Stephanie Haynes, above, with her son
Each year the Lake Stevens Chamber of Commerce chooses citizens within the community who they feel have helped out the community in a positive way.
This year the Chamber has chosen Stephanie Haynes as their Citizen of the Year and Brownie Girl Scout Troop 40830 as the Junior Citizens of the Year.
“The Chamber likes to recognize individuals and groups within our community who go above and beyond their peers,” Chamber President Randy Celori said. “Both Stephanie and the Brownie Girl Scout Troop are very well deserving of this distinction.”
Haynes is a quiet, behind-the-scenes volunteer who doesn’t like the limelight.
“Stephanie Haynes is a tireless community member who goes about helping others and we never hear about her deeds,” friend Tonya Christoffersen said. “She is an incredibly humble person and yet the biggest advocate for helping others.”
Haynes is actively involved at Elim Lutheran Church, where she is a member.
She is a perpetual member of the pre-school auction committee and assists the Pastor with their Marriage Course. Haynes also volunteers countless hours at her son’s school, Grace Academy.
“Helping in the community gives me an opportunity to do work that I enjoy, while benefiting others: people that are our neighbors, that we go to school or church with, and people that we do business with. There’s no better place to be than in your own community where you can see the direct benefits of your efforts,” Haynes said.
She is also involved in The Sky Valley Stock & Antique Tractor Club and has been the Chairperson for the Lake Stevens Chamber of Commerce Gala Event for the past few years.
With her new membership in the Lake Stevens Lion’s Club, Haynes will be finding new ways to serve the community.
The Junior Citizens of the Year are local Girl Scout Brownie Troop 40830. The girls in the troop are 8 and 9-year-olds and include Hannah DuByne, Marin Nielsen, IzSabella Haviland, Katie Stevens, Ashlyn Burgess, Madeline Davis, Carly White and Rory Flinn. They are led by Troop Leader Cassandra White.
While there are many local Girl Scout Troops who help within their communities, these girls stand out because of their eagerness to make the community a better place not only for those of us who live here but for the wildlife too.
“The girls are deserving of this distinction because they have worked very hard,” White said. “At this age level they basically have chosen the activities and community service. Every year they work toward what is called the Top of the Totem, this is a blueprint of what a quality troop should be. They must perform 10 duties out of a list of 30. I am always happy that they choose things like writing thank-you notes, community service work, and putting on events. I let all the decisions be their own. I am only there to guide them along the way.”
Not only have these girls planted flowers in front of North Lake Middle School and the Lake Stevens Boys & Girls Club but they have consistently helped out in planting trees and bushes along Lundeen Creek to help the salmon spawn and swim upstream.
These girls have also used money they have earned from selling Girl Scout Cookies to benefit animals and needy children.
“The first year when they sold cookies I suggested that they maybe donate some of the money to a good cause. At the time I was trying to teach them the “pay it forward” slogan,” White said. “It worked and they gave money to the Woodland Park Zoo by ‘adopting’ the new sumaritan tiger cub.”
The following year, the first thing they said when discussing how to spend the money was “lets decide who to donate to first and how much that will be’.
“That was the moment I knew that these girls understood the meaning of giving. ‘They adopted’ Cookie, an Orca whale in the Puget Sound,” White said.
This year, the girls knew they wanted to donate their cookie money to children with cancer even before cookie sales had begun.
“Almost all of the girls in the troop have had cancer touch their lives in the past two years, either through a teacher, a fellow student, or a family member so we began to study a program called Zink the Zebra,” White explained.

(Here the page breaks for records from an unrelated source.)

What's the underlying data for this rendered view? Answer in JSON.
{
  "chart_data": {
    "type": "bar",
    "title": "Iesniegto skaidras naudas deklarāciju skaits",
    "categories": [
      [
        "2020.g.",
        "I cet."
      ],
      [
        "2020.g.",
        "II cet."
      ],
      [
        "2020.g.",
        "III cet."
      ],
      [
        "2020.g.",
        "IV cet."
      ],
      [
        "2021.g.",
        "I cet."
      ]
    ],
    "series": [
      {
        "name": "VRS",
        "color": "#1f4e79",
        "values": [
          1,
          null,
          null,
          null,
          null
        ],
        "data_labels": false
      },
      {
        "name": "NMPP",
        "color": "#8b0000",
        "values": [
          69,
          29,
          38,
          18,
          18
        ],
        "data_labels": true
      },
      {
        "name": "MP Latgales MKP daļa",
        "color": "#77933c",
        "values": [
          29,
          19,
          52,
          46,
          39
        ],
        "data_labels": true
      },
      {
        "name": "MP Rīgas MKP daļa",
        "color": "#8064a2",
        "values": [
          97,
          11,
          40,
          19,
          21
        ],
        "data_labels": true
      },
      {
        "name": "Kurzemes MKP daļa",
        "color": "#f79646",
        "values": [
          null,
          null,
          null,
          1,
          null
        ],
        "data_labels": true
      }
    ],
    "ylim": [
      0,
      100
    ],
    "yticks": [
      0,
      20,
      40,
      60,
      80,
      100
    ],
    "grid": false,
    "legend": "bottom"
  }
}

Girl Scouts Carly White, Rory Flinn, Katie Stevens, Ashlyn Burgess, Marin Nielsen, Hannah DuByne
and Madeline Davis posed at Girl Scout Camp.
Not pictured: IzSabella Haviland.
They took a portion of their cookie money and bought gifts, games and books for children in the cancer ward at Seattle Children’s Hospital.
These girls are learning invaluable lessons through their service within the Girl Scout program and the example of their Troop Leader. They will continue to be great assets to the Lake Stevens community throughout their lives.
“My girls know that I believe in two things; community service and that they need to try new things. I believe that you should give back where you can and to be thankful for what you have,” White said. “I also believe that girls can do anything! Girls can become a scientist and can be good at math and can become a heroine. Girls can have their voices heard and a right to their own opinion without someone making them feel bad. I believe that these girls are understanding this and will go far in life.”
Watch for Haynes and Brownie Troop 40830 as they pass by during the Aquafest Grand Parade.